We’ve just passed the four-week mark since we’ve arrived here, and it’s time for an update on some of the work we’ve accomplished!
Through our fundraiser, we were able to raise about $1600 for our career project, library project, and other renovations and technology for the Youth Center. We were also able to assess and edit our annual budget, and lower that by about $800, leaving opportunities for more scholarships and support for the girls to attend school, as well as more exposure visits. We have also made contact with some successful businessmen and businesswomen leading exemplary careers in or around Nairobi, and have set up future plans for the girls to visit these role models in their workplaces to receive inspirational guidance. An on-site career day is also in the works.

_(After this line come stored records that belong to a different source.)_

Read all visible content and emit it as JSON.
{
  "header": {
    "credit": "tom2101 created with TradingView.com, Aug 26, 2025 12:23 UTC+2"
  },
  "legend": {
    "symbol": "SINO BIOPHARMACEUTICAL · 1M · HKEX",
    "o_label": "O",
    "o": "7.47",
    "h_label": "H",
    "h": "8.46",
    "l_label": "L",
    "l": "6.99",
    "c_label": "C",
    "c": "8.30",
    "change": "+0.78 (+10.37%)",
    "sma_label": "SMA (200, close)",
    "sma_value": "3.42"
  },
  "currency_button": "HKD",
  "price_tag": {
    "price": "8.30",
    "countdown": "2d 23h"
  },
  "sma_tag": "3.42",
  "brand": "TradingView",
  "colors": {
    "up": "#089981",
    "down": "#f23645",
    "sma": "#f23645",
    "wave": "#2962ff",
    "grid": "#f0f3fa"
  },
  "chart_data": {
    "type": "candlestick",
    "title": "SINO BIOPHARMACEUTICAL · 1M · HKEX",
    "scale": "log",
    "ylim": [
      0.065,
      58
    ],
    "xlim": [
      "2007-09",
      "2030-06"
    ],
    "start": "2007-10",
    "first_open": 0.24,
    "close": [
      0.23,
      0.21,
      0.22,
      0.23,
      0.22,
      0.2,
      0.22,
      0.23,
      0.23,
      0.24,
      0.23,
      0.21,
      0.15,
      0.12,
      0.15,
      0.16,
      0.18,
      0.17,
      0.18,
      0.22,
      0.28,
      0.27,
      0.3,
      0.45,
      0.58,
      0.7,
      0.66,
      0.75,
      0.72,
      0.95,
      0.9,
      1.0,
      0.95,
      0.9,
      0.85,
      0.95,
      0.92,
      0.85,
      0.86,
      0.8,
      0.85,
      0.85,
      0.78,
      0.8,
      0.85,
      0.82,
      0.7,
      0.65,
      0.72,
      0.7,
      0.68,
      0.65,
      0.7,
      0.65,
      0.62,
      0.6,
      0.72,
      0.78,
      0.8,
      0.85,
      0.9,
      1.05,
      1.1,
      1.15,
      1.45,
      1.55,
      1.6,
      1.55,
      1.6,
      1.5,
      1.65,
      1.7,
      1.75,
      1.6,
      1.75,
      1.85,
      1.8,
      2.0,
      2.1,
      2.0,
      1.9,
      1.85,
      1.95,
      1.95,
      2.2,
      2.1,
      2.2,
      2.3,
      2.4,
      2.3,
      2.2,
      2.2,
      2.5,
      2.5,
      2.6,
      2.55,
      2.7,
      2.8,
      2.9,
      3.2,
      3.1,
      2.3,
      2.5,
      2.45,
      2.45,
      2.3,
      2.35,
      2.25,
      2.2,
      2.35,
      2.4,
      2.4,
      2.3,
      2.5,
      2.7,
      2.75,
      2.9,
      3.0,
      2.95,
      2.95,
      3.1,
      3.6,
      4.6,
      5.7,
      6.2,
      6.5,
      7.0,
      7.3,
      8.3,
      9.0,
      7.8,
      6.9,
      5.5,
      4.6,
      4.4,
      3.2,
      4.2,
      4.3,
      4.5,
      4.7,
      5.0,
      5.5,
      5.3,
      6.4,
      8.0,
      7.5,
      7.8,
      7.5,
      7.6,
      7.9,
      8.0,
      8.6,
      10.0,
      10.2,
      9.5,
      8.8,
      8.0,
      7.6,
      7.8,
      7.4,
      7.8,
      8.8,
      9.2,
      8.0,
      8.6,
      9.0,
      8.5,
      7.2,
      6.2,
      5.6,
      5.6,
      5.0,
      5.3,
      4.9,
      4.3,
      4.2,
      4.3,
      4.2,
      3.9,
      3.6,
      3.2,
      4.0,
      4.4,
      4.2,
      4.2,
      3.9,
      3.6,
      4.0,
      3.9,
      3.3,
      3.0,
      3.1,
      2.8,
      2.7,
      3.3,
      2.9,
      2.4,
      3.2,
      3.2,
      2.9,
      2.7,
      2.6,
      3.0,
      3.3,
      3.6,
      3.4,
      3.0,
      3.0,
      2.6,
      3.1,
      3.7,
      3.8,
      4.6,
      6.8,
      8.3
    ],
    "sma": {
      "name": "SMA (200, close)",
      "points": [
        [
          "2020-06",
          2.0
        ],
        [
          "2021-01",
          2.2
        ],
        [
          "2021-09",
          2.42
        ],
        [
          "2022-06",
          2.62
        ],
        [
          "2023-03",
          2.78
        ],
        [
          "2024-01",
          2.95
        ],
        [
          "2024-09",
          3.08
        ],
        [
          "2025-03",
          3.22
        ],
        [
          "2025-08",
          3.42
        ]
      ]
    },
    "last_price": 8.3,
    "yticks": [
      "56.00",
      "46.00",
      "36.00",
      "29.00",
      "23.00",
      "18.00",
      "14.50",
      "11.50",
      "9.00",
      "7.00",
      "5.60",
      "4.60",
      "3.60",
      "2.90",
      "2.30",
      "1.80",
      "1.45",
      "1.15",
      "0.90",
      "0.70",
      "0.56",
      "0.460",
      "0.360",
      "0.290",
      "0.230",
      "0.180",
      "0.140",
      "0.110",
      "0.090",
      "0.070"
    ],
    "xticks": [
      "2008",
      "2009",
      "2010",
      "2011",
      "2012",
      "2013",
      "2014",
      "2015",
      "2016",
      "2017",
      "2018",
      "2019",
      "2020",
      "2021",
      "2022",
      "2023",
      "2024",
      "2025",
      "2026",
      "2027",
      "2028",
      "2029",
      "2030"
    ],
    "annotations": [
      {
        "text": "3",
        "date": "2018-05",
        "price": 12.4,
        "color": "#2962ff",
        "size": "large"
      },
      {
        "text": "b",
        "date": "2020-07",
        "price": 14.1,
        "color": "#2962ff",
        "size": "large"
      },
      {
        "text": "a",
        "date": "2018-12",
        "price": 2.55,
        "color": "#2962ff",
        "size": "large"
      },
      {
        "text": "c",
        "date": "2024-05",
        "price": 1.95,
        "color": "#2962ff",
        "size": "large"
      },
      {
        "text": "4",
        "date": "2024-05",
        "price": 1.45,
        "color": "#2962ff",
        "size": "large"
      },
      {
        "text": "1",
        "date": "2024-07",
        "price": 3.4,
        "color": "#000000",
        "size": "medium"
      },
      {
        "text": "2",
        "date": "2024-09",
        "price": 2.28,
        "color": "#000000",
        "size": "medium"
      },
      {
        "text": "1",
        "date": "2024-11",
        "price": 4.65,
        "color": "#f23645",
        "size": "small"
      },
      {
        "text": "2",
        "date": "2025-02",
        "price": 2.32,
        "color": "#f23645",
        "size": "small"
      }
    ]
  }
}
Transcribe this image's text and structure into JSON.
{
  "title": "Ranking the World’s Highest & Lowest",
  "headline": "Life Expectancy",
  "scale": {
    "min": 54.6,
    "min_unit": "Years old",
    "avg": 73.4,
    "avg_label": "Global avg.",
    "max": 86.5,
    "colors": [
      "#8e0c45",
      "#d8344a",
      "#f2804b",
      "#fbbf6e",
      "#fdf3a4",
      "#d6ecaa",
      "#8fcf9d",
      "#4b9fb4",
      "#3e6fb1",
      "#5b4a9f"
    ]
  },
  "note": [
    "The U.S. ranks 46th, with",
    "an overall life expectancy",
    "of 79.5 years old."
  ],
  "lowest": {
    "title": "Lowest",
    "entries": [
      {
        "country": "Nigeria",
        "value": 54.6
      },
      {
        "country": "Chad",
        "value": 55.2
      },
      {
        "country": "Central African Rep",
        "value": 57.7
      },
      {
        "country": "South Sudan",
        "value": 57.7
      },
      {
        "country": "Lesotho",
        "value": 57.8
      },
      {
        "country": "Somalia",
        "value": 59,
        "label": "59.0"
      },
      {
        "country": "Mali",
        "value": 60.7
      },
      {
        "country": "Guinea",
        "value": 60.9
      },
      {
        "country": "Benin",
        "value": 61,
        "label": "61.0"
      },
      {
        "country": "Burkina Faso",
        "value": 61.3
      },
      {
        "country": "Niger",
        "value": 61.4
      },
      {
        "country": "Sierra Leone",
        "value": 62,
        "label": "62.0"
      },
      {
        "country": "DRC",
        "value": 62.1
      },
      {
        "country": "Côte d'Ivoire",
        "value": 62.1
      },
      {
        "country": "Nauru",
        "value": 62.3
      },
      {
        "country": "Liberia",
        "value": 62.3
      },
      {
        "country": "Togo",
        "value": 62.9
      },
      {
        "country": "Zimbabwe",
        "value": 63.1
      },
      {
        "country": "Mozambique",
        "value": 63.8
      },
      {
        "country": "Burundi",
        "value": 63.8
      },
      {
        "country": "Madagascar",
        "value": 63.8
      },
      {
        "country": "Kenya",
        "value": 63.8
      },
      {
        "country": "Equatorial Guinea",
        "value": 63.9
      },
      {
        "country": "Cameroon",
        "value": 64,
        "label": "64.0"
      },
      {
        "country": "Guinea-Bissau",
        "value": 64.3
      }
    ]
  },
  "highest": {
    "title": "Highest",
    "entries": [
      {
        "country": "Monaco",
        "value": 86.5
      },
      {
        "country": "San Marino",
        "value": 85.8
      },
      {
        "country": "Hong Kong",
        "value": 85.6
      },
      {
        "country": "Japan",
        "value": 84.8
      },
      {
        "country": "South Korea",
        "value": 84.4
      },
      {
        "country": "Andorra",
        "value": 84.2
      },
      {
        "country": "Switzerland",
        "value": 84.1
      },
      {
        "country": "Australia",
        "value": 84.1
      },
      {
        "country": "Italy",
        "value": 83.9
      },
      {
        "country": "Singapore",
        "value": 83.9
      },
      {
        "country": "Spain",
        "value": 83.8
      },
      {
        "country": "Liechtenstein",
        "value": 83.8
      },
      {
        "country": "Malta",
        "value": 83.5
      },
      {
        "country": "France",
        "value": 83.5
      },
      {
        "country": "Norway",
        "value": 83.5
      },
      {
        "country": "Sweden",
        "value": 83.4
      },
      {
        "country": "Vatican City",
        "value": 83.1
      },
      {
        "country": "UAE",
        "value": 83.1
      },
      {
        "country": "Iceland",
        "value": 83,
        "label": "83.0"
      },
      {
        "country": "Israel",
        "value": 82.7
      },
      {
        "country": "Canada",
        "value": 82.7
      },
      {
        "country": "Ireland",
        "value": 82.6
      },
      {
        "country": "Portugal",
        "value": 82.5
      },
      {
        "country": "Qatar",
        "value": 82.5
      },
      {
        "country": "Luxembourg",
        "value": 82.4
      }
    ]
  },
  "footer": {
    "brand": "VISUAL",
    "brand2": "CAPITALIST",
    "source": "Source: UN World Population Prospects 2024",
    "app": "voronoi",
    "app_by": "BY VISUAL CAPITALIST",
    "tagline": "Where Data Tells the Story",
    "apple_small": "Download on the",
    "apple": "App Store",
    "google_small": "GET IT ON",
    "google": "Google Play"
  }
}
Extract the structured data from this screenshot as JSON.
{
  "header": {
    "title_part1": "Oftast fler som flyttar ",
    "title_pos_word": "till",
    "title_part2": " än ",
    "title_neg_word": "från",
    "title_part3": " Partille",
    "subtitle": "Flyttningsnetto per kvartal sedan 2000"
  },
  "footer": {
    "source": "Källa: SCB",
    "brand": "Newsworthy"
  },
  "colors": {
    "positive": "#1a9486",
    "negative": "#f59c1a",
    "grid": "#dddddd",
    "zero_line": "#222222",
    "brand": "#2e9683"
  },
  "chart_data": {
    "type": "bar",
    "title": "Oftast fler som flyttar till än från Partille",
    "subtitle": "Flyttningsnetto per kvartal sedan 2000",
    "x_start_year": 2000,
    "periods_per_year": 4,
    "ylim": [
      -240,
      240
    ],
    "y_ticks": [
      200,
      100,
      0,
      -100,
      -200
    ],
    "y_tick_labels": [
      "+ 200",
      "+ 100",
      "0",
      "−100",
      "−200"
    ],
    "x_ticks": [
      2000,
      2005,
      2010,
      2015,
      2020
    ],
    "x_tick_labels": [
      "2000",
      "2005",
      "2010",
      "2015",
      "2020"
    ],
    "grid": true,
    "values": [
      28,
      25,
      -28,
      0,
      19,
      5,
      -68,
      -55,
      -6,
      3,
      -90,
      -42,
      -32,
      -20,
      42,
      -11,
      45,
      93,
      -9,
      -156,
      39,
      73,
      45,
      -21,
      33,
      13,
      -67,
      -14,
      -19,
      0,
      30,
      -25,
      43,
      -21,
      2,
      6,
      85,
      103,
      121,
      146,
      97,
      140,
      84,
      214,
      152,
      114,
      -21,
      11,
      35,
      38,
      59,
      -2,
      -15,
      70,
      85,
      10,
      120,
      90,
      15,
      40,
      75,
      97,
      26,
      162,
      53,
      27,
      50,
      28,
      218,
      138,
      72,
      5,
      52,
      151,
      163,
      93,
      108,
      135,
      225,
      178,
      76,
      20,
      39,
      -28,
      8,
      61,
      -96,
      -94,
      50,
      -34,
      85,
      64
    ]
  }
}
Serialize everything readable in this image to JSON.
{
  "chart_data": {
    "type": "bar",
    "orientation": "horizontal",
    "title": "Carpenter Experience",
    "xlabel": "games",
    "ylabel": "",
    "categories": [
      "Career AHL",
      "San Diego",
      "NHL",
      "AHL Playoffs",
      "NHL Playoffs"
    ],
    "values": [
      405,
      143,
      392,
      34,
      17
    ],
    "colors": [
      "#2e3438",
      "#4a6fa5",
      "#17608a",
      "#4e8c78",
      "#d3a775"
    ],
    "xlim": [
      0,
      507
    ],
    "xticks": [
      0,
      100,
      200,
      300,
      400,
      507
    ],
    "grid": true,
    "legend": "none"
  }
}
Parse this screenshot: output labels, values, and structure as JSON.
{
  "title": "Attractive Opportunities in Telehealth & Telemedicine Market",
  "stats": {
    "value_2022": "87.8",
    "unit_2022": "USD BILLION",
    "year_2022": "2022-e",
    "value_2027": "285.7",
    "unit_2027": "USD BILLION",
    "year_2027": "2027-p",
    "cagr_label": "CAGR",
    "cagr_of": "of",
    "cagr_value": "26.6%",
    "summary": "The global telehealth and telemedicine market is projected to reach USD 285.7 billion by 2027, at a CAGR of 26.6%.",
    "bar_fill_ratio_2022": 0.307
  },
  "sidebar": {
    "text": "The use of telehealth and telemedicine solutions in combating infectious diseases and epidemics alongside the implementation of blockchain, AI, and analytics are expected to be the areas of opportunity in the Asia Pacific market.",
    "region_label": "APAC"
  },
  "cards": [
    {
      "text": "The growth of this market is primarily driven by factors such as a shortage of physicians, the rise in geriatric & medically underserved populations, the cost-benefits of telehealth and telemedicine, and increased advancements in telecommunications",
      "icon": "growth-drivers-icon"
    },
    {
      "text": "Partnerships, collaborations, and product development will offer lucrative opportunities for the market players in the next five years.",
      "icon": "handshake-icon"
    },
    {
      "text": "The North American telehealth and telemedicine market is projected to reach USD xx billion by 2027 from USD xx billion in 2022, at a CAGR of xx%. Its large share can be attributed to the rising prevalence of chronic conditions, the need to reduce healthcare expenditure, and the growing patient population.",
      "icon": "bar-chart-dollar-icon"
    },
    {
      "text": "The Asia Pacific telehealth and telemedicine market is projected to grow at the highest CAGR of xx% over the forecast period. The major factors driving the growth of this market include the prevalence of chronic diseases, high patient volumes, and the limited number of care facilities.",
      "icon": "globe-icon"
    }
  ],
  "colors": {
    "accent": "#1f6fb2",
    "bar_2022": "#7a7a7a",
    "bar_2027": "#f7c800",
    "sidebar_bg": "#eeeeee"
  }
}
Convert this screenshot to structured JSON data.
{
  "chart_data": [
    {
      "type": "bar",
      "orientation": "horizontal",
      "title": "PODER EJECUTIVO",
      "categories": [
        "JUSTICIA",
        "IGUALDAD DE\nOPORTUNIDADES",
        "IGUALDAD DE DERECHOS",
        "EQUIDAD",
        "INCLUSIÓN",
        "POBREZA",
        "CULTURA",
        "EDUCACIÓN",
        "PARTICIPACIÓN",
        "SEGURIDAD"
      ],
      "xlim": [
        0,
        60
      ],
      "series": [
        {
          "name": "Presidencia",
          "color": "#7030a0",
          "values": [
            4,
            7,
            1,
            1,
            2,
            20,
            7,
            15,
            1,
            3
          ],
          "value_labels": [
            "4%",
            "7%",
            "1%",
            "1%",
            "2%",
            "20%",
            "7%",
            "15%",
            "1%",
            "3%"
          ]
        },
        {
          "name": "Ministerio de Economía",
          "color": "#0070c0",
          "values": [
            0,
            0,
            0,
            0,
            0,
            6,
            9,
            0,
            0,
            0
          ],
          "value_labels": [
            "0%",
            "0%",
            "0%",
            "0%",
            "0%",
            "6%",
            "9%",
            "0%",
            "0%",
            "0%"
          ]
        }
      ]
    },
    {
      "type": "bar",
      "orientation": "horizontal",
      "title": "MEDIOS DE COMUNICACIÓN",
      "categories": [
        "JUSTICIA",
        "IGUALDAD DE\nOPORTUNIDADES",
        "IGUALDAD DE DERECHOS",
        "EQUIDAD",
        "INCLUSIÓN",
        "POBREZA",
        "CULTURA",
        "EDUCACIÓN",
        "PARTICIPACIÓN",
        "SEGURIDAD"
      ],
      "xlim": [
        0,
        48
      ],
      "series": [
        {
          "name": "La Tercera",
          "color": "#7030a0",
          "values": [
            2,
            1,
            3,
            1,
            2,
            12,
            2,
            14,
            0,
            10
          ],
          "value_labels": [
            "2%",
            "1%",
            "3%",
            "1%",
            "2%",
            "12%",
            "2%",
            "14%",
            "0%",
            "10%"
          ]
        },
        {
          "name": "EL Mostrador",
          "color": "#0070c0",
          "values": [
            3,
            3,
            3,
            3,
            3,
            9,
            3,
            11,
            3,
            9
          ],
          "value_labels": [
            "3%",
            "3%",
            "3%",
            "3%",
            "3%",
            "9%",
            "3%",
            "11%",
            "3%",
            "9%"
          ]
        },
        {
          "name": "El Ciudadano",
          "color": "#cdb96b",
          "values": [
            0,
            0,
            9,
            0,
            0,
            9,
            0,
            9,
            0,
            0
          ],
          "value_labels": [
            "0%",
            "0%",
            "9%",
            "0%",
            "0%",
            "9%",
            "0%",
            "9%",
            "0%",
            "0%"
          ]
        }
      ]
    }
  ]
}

Here’s a rough idea of what we have decided to devote our fundraising efforts to:
-Books (story books, encyclopedias, dictionaries, motivational books) and bookshelf
-Painting the Youth Center and repairing the walls
-Repairing the cabinets and obtaining locks to secure the contents
-Computer parts (CPUs and mouses)
-Educational Programming for the computers
-Repairs to some of the recreational activities in the center that were otherwise unusable (pool table, ping pong table, etc.)
– A potential kick-start to a program for boys
-We are also working on getting yoga mats donated to the youth center for free.
In addition to working on our budgets and obtaining estimates and value assessments from the different U-tena members, we have also been working on preparing for the graduation of the current class of Kuza girls, and the recruitment of the next class. This has included preparing the Monitoring and Evaluation report, preparing the endline surveys, preparing the baseline surveys, and creating a pamphlet (with the takeaway messages from the endline surveys and the Kuza manuals in general) for the participants to keep as a reminder of the important key points they have learned.
In our free time, we have also been trying to engage in local community efforts, and also participate in some of U-tena’s other projects. This has included doing yoga with Kevin (see Carly’s blog), visiting Wajukuu (a painter’s collective in the slum), going with Vicky to St. Phillips school in a rural area of Kenya to teach dance, visiting the African Yoga Project for a fundraiser for South Sudanesse regufee children to attend school, visiting and volunteering in several local schools and hospitals, and also giving a motivational speech to aspiring runners in Ruben Primary School in the slum (Ariel and Carly do Track and Field at Brown, and Sierra does Frisbee). We have gotten to meet many of the local community members, and see how many of the projects are delicately intertwined.
By the end of this week, we will be done with painting the youth center, purchasing the books, administering the baseline survey for the new group of recruits, repairing the ping pong table, pool table, and bookshelves too. We have also decided that we want to place a big emphasis on “bringing GROW back” to Brown’s GlobeMed Chapter. In other words, we want the members of the club to understand the work U-tena does, the people behind it, and the communities it reaches. We have started doing video interviews with some of the head staff members to put together a video compilation of some of the stories of U-tena members.
Work has been busy! Projects have been snowballing our way, but we are so excited to be getting the chance to do so much while we are here.
P.S. The internet has been a bit too spotty to post the photos from the past few weeks, but updates to the photo blog are soon to come!